WHERE Streaming on Netflix
WHAT IT’S ABOUT Halle Berry makes her directorial debut with "Bruised," a drama about a former mixed martial arts fighter faced with having to care for the young son she once abandoned while simultaneously finding a path back into the octagon.
The Oscar winner also stars as Jackie "Pretty Bull" Justice, unable to resume her MMA career years after a disastrous last fight. She’s living with her boyfriend and manager in Newark, New Jersey, finding the work she can cleaning houses while hiding alcohol in empty cleaning fluid bottles.
This trajectory starts to change with the re-emergence in her life of Manny (Danny Boyd Jr.), the six-year-old son she left when he was an infant. She’s forced to take custody of him after her ex-boyfriend, Manny’s father, is killed in a shooting.
Co-stars in the movie, now streaming on Netflix, include the great character actor Stephen McKinley Henderson (last seen in "Dune"), playing one of Jackie’s trainers.
MY SAY Berry shows real filmmaking talent in "Bruised," which is not always the case when A-list actors make the jump behind the camera, no matter how capably they can handle themselves in front of it. There is some dynamic visual storytelling on display in the ways she and cinematographer Frank G. DeMarco combine Jackie’s drab and unhappy present with hints of a promise of something better.
The director-star also demonstrates a sure hand in the ways she develops the mother-son relationship that provides the heart of the movie.
It begins at a low point — two strangers sizing each other up, and trying to make sense of unspeakable trauma. But even from that first moment, it’s always clear that there’s a special bond here, the sort of connection that only a mother can have with her child.
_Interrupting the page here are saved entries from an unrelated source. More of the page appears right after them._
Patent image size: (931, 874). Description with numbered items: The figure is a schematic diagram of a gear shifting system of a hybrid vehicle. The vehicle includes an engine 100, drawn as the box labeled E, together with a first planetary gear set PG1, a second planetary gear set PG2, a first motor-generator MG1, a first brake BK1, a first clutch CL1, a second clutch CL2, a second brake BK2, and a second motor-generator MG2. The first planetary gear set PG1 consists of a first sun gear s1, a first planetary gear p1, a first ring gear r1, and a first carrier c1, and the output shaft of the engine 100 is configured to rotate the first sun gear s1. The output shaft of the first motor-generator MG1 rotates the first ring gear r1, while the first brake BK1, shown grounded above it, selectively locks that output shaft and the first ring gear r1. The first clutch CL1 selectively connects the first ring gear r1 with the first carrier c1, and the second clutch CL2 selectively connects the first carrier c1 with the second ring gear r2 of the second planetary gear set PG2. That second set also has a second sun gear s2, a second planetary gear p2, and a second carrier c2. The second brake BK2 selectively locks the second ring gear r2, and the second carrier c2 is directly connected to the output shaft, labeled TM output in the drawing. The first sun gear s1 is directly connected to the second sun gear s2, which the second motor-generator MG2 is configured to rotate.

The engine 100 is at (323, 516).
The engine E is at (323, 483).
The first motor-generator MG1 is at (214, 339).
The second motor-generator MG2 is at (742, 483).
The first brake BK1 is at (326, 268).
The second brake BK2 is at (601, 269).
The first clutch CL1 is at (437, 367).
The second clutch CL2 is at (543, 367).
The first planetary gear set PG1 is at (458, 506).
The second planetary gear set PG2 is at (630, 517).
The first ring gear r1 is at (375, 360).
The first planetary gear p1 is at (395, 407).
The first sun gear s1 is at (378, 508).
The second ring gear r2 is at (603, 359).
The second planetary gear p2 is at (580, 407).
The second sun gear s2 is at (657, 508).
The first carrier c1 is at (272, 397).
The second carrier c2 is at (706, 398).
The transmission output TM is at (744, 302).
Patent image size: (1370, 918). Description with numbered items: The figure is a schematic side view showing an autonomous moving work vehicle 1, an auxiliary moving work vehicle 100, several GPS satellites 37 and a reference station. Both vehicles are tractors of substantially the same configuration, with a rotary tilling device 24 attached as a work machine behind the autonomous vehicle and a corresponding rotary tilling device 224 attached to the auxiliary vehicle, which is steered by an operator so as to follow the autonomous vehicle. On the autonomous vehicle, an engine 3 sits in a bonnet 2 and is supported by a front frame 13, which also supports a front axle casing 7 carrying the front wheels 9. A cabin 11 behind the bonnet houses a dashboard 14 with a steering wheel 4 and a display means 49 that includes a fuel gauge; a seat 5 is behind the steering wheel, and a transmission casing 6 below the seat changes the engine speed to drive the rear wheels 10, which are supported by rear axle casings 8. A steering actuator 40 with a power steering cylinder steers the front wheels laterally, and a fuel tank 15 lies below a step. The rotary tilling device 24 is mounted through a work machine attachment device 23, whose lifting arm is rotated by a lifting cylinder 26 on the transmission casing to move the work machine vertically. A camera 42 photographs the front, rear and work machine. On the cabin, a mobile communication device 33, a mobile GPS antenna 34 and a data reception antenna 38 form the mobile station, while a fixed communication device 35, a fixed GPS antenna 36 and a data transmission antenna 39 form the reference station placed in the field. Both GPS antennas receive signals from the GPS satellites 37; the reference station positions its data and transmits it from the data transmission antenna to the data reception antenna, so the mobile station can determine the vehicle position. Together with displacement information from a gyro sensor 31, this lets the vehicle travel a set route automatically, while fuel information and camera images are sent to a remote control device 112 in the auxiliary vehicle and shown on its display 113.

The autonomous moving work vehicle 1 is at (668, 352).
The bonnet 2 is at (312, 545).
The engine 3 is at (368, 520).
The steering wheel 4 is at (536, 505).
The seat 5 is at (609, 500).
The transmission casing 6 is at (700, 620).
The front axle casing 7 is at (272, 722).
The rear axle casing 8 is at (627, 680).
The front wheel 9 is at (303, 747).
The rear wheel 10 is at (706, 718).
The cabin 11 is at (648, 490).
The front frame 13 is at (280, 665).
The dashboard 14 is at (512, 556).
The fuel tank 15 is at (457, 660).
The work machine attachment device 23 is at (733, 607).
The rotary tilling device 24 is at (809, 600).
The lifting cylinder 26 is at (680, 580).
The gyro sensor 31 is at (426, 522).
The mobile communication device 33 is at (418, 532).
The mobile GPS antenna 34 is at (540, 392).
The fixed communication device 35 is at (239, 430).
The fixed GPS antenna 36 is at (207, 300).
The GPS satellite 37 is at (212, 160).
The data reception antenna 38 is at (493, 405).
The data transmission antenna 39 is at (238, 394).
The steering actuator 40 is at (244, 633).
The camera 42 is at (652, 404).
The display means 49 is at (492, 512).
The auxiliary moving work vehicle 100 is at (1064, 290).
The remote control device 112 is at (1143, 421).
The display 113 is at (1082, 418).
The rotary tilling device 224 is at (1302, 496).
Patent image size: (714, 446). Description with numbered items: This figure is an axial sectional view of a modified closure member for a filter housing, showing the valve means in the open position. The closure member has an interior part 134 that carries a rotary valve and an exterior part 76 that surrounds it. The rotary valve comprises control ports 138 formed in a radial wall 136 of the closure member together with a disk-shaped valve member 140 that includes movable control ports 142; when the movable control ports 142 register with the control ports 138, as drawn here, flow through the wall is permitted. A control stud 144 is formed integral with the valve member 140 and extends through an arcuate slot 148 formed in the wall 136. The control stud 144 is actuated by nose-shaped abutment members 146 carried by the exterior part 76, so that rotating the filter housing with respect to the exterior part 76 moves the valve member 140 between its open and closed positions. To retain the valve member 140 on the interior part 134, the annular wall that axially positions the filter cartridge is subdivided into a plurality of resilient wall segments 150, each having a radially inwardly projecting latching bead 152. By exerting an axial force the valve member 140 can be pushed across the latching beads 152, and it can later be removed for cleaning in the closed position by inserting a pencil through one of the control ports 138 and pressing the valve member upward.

Berry develops this relationship in a patient way that relies on small and quiet moments, rather than sudden epiphanies. She challenges Boyd Jr., an actor who has already amassed an impressive resume ("Stranger Things," "The Underground Railroad" and more), because the magnitude of the horror Manny went through has rendered him unable to speak.
Images as subtle and familiar as mother and son falling asleep on each other at the movies are weighted with terrific emotional resonance because both actors so capably understand how to convey meaning in stillness.
But there’s too much going on throughout "Bruised," when the story demands a more consistently minimalist treatment.
The mother-son storyline gets set against other scenes that seem to have been ripped directly out of a soap opera, with people screaming at each other and breaking things, and weary clichés such as a moment in which one character breaks up with another in bed.
That’s all caked in an underdog sports movie — including the familiar training scenes, the climactic bout, and so many other genre staples.
You only wish Berry had simply trusted that the good stuff was good enough to carry the audience through.
BOTTOM LINE This is an auspicious directorial debut for Halle Berry, but it’s too overstuffed to be unequivocally recommended.